By AA Patawaran
Without a doubt, this year’s Lent will be among the most historic, having begun on Feb. 26, just when, still unaware of the full impact of what we then called the novel coronavirus on our world, we started to modify perhaps the first of the many practices we have long considered our way of life.
On Feb. 22, four days before Ash Wednesday, the beginning of the Lenten Season this year, the Catholic Bishops Conference of the Philippines announced that some modifications would need to be in place as a precaution against the insidious virus. Among these precautions was the placement of the repentance ash on top of the head instead of on The rebirth the forehead.
Today, Easter Sunday, as we celebrate the Resurrection of Christ, we are in the middle of a changed world. Four weeks into the ongoing Luzon-wide Enhanced Community Quarantine (ECQ), we may have begun to accept that life as we know it isn’t going to be the same for a long time, having spent all this time locked up in our homes or, on the few occasions we have ventured out on a supply run or a necessary errand, all covered up, face mask, face shield, hoodies, glasses or goggles, gloves, and all, in adherence to social distancing protocols in a collective effort to stem the spread of the novel coronavirus disease (COVID-19).
Among the many lessons we have learned from this global crisis that in impact resembles or exceeds a world war is how vulnerable we all are.
Over the past few weeks, locked down from our everyday activities, such as going to work or school, going out to eat or play or meet with family and friends, or even sacred devotions, such as going to mass, we have stood witness to both the strengths and frailties of what we consider our comfort zone, our socio-political maturity, for example, or our economic infrastructure, our police forces, our healthcare system, even our bodies.
Every day, since the ECQ was implemented, we have been confronted by the rising number of COVID-19 positive cases and, more agonizingly by the increasing death toll, especially when, on more occasions than we are prepared to admit, the statistics turns into names we know or people we call friends or family.
But COVID-19, like any dark cloud, has its silver linings. It’s not only the many opportunities it gives us to come together and care for one another.

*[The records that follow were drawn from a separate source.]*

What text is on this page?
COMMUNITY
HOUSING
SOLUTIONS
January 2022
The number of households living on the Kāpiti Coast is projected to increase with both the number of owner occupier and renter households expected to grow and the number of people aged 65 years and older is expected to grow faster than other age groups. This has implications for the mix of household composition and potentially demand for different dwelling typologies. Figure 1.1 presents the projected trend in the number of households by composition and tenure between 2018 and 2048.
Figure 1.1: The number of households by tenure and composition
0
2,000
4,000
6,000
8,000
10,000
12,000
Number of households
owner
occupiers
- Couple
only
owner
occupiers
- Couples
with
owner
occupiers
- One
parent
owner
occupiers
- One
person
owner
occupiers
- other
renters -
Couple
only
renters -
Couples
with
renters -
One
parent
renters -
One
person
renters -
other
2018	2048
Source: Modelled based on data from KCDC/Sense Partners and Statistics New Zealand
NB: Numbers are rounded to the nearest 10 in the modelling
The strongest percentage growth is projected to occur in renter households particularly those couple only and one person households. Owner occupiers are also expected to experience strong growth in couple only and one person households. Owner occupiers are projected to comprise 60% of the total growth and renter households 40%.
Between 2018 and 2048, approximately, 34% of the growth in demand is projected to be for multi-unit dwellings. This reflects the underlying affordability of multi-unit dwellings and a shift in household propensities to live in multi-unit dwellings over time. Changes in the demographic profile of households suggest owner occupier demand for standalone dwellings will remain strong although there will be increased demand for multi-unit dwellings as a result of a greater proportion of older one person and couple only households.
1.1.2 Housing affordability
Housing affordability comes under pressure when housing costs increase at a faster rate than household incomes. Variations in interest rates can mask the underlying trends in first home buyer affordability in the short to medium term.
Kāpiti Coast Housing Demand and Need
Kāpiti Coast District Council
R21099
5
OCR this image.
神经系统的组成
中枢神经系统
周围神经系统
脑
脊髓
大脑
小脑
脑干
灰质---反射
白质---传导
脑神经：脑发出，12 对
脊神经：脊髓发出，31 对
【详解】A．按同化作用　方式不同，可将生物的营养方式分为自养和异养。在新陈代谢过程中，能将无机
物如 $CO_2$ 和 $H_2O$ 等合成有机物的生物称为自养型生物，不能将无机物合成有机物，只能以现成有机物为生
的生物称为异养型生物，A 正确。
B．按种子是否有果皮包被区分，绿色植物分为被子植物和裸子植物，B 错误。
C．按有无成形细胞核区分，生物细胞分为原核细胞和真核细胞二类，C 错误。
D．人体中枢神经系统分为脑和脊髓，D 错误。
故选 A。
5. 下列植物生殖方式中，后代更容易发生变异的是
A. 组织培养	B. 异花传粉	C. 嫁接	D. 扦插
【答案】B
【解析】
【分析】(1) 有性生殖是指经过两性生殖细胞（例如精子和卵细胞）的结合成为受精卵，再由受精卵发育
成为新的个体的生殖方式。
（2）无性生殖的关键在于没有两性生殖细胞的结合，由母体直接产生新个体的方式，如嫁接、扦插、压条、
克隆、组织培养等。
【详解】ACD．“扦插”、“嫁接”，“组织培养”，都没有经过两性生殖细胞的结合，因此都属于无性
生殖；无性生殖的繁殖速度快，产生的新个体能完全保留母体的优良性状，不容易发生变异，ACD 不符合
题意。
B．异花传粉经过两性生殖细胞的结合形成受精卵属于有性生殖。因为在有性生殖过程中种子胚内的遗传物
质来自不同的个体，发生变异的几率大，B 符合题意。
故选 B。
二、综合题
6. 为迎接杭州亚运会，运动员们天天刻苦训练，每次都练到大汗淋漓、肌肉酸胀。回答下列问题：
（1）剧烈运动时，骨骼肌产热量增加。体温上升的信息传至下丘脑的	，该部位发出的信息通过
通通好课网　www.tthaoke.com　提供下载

It’s not only the revelation of our capacity to adapt and to do what must be done, sometimes only in a matter of days, such as the conversion of large public buildings, like the Philippine International Convention Center (PICC), into quarantine facilities or isolation units.
It is also in the affirmation that, no matter how dire our straits, no matter how daunting the challenges, no matter how desperate the times, as a people, we never run out of hope.
In this Easter edition of The Manila Bulletin are informative, inspiring, and empowering stories of survival, such as those of celebrity Iza Calzado Wintle and healthcare entrepreneur Jojy Azurin, who both presented the worst symptoms of COVID-19, and who, after a weeks-long ordeal that brought them face to face with their mortality, emerged from the illness with a renewed zest for life, a quest for their life’s true purpose, and an experience they can latch onto as a testament to the power of faith.